5. a. L’autorité intimée n’ayant pas procédé à l’examen de l’un des postes de la demande d’indemnisation de la recourante du 30 mai 2005, il se justifie d’annuler son ordonnance du 20 décembre 2005 dans cette mesure et de lui renvoyer le dossier pour nouvelle décision au sens des considérants (art. 69 al. 3 LPA).

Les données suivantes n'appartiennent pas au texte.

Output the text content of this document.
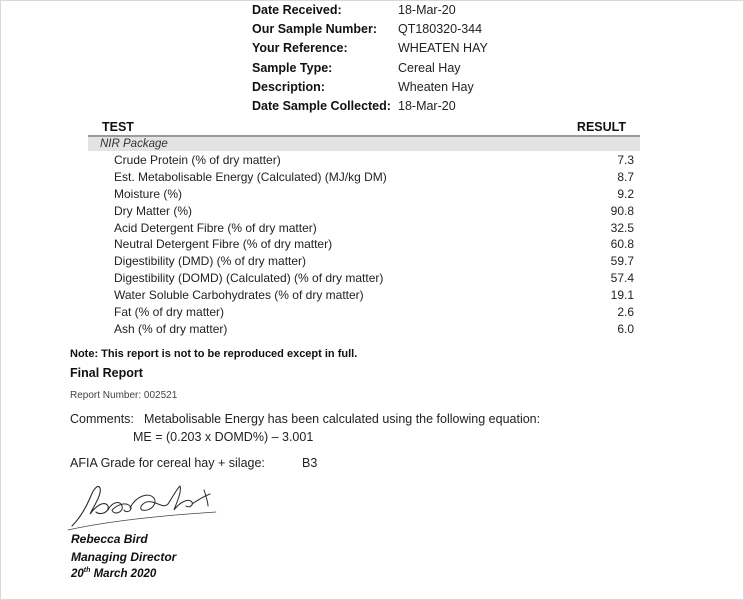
Date Received:	18-Mar-20
Our Sample Number:	QT180320-344
Your Reference:	WHEATEN HAY
Sample Type:	Cereal Hay
Description:	Wheaten Hay
Date Sample Collected: 18-Mar-20
TEST	RESULT
NIR Package
Crude Protein (% of dry matter)	7.3
Est. Metabolisable Energy (Calculated) (MJ/kg DM)	8.7
Moisture (%)	9.2
Dry Matter (%)	90.8
Acid Detergent Fibre (% of dry matter)	32.5
Neutral Detergent Fibre (% of dry matter)	60.8
Digestibility (DMD) (% of dry matter)	59.7
Digestibility (DOMD) (Calculated) (% of dry matter)	57.4
Water Soluble Carbohydrates (% of dry matter)	19.1
Fat (% of dry matter)	2.6
Ash (% of dry matter)	6.0
Note: This report is not to be reproduced except in full.
Final Report
Report Number: 002521
Comments: Metabolisable Energy has been calculated using the following equation:
ME = (0.203 x DOMD%) – 3.001
AFIA Grade for cereal hay + silage:	B3
Rebecca Bird
Managing Director
20th March 2020
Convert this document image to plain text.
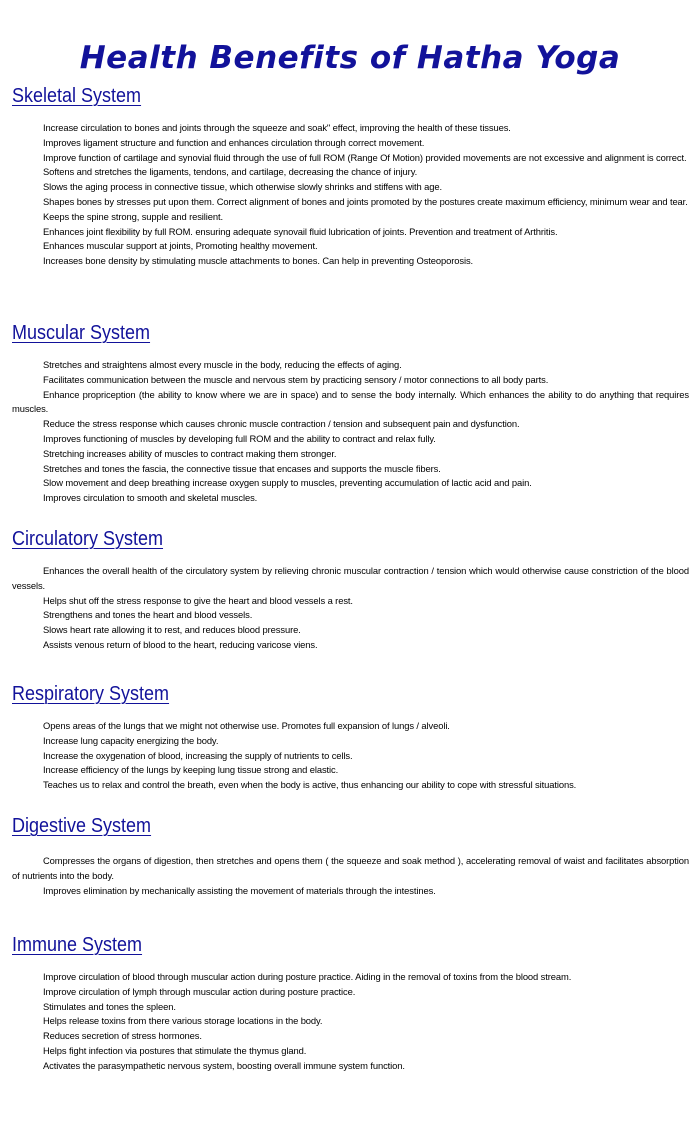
Health Benefits of Hatha Yoga
Skeletal System

Increase circulation to bones and joints through the squeeze and soak" effect, improving the health of these tissues.

Improves ligament structure and function and enhances circulation through correct movement.

Improve function of cartilage and synovial fluid through the use of full ROM (Range Of Motion) provided movements are not excessive and alignment is correct.

Softens and stretches the ligaments, tendons, and cartilage, decreasing the chance of injury.

Slows the aging process in connective tissue, which otherwise slowly shrinks and stiffens with age.

Shapes bones by stresses put upon them. Correct alignment of bones and joints promoted by the postures create maximum efficiency, minimum wear and tear.

Keeps the spine strong, supple and resilient.

Enhances joint flexibility by full ROM. ensuring adequate synovail fluid lubrication of joints. Prevention and treatment of Arthritis.

Enhances muscular support at joints, Promoting healthy movement.

Increases bone density by stimulating muscle attachments to bones. Can help in preventing Osteoporosis.

Muscular System

Stretches and straightens almost every muscle in the body, reducing the effects of aging.

Facilitates communication between the muscle and nervous stem by practicing sensory / motor connections to all body parts.

Enhance propriception (the ability to know where we are in space) and to sense the body internally. Which enhances the ability to do anything that requires muscles.

Reduce the stress response which causes chronic muscle contraction / tension and subsequent pain and dysfunction.

Improves functioning of muscles by developing full ROM and the ability to contract and relax fully.

Stretching increases ability of muscles to contract making them stronger.

Stretches and tones the fascia, the connective tissue that encases and supports the muscle fibers.

Slow movement and deep breathing increase oxygen supply to muscles, preventing accumulation of lactic acid and pain.

Improves circulation to smooth and skeletal muscles.

Circulatory System

Enhances the overall health of the circulatory system by relieving chronic muscular contraction / tension which would otherwise cause constriction of the blood vessels.

Helps shut off the stress response to give the heart and blood vessels a rest.

Strengthens and tones the heart and blood vessels.

Slows heart rate allowing it to rest, and reduces blood pressure.

Assists venous return of blood to the heart, reducing varicose viens.

Respiratory System

Opens areas of the lungs that we might not otherwise use. Promotes full expansion of lungs / alveoli.

Increase lung capacity energizing the body.

Increase the oxygenation of blood, increasing the supply of nutrients to cells.

Increase efficiency of the lungs by keeping lung tissue strong and elastic.

Teaches us to relax and control the breath, even when the body is active, thus enhancing our ability to cope with stressful situations.

Digestive System

Compresses the organs of digestion, then stretches and opens them ( the squeeze and soak method ), accelerating removal of waist and facilitates absorption of nutrients into the body.

Improves elimination by mechanically assisting the movement of materials through the intestines.

Immune System

Improve circulation of blood through muscular action during posture practice. Aiding in the removal of toxins from the blood stream.

Improve circulation of lymph through muscular action during posture practice.

Stimulates and tones the spleen.

Helps release toxins from there various storage locations in the body.

Reduces secretion of stress hormones.

Helps fight infection via postures that stimulate the thymus gland.

Activates the parasympathetic nervous system, boosting overall immune system function.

b. Vu l’issue du litige, un émolument de CHF 1'000.- sera mis à la charge de l’instance d’indemnisation (ATA/6/2006 du 10 janvier 2006). La recourante obtenant gain de cause, une indemnité de CHF 1'000.- lui sera allouée, à charge de l’Etat de Genève (art. 87 LPA).

 

* * * * *

PAR CES MOTIFS
LE TRIBUNAL ADMINISTRATIF

à la forme :

déclare recevable le recours interjeté le 23 janvier 2006 par Madame P__________ contre la décision de l’instance d’indemnisation de la LAVI du 20 décembre 2005 ;

au fond :

l’admet ;

annule l’ordonnance attaquée en tant qu’elle rejette la demande d’indemnisation au titre de réparation du préjudice moral de Madame P__________ ;

la confirme pour le surplus ;

renvoie le dossier à l’instance d’indemnisation de la LAVI pour nouvelle décision au sens des considérants ;

met à la charge de l’instance d’indemnisation de la LAVI un émolument de CHF 1'000.- ;

alloue une indemnité de procédure de CHF 1'000.- à Madame P__________, à charge de l’Etat de Genève ;

dit que, conformément aux articles 97 et suivants de la loi fédérale d'organisation judiciaire, le présent arrêt peut être porté, par voie de recours de droit administratif, dans les trente jours dès sa notification, par-devant le Tribunal fédéral ; le mémoire de recours doit indiquer les conclusions, motifs et moyens de preuve et porter la signature du recourant ou de son mandataire ; il doit être adressé en trois exemplaires au moins au Tribunal fédéral, 1000 Lausanne 14 ; le présent arrêt et les pièces en possession du recourant, invoquées comme moyen de preuve, doivent être joints à l'envoi ;

communique le présent arrêt à Me Michael Anders, avocat de la recourante, ainsi qu'à l'instance d'indemnisation de la LAVI.

Siégeants : M. Paychère, président, Mmes Bovy et Hurni, M. Thélin, Mme Junod, juges.

Au nom du Tribunal administratif :

la greffière-juriste :

 

 

C. Del Gaudio-Siegrist

 

le président :

 

 

F. Paychère

 

Copie conforme de cet arrêt a été communiquée aux parties.